The Truth About The Great Mosque Of Samarra

A few miles outside Baghdad sits an elegant spiral tower whose sleek design belies the fact that it was originally built over 1000 years ago. According to Times of India, the Abbasid caliph Al-Mutawakkil fled Baghdad in the 9th century after conflict with the locals and moved to the city of Samarra. He would live there for half a century and began to adorn the town with palaces and other great works, including the Great Mosque, the largest mosque in the entirety of Islam. Covering an area of around 38,000 square miles, the Great Mosque was not bettered by any other until its destruction 400 years later at the hands of invading Mongols in 1278.

All that remains of the Great Mosque are the outer walls and the spiraling tower, called a minaret. The walls are over 30 feet tall and nearly 10 feet thick. They would have housed the sprawling aisles of the mosque and the dark blue glass mosaics on the floors. The tower is around 170 feet tall, with a smooth spiraling path up to its peak. It is said that Al-Mutawakkil was fond of riding his donkey to the top to enjoy the view of Samarra and his beautiful creations.

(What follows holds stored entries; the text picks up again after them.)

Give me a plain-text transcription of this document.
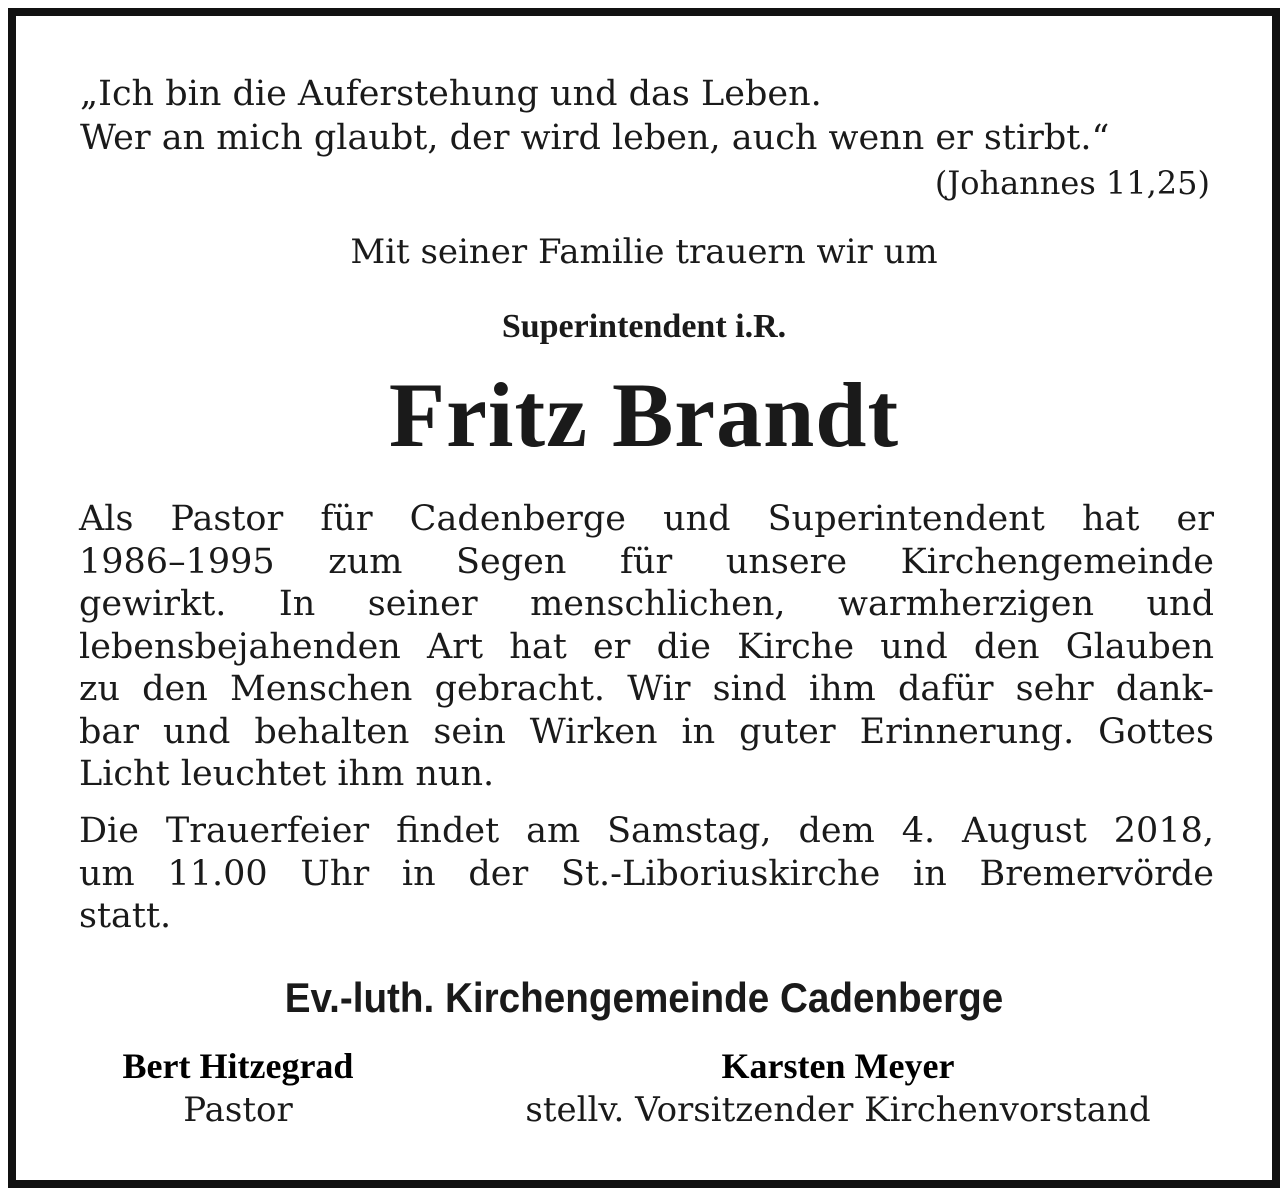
„Ich bin die Auferstehung und das Leben.
Wer an mich glaubt, der wird leben, auch wenn er stirbt.“
(Johannes 11,25)
Mit seiner Familie trauern wir um
Superintendent i.R.
Fritz Brandt
Als Pastor für Cadenberge und Superintendent hat er
1986–1995 zum Segen für unsere Kirchengemeinde
gewirkt. In seiner menschlichen, warmherzigen und
lebensbejahenden Art hat er die Kirche und den Glauben
zu den Menschen gebracht. Wir sind ihm dafür sehr dank-
bar und behalten sein Wirken in guter Erinnerung. Gottes
Licht leuchtet ihm nun.
Die Trauerfeier findet am Samstag, dem 4. August 2018,
um 11.00 Uhr in der St.-Liboriuskirche in Bremervörde
statt.
Ev.-luth. Kirchengemeinde Cadenberge
Bert Hitzegrad
Pastor
Karsten Meyer
stellv. Vorsitzender Kirchenvorstand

The minaret was damaged again by war

Though the Great Mosque fell into disuse after the Mongol invasion, the minaret stood strong and became an Islamic and Iraqi symbol. It remains one of the highest towers in the area, which led to its involvement in another war, this time nearly a millennium after the original mosque was ransacked. In 2005, American troops used the minaret as a vantage point for the area surrounding Samarra (via Atlas Obscura). The top of the minaret was bombed by insurgent forces, damaging the ancient tower, and sending clay debris crumbling down its signature spiral.

Some reasoned that the bombing was to drive out the American soldiers from using it, while others thought it was targeted specifically to further instigate the secular warfare that has plagued the Middle Eastern country in recent years. Iraqi officials were also keen to point out that the walls of the Great Mosque had been damaged by the Americans and their allies during their occupation of the ancient site (via BBC). The Great Mosque could end up being yet another archeological casualty of the Middle East crisis.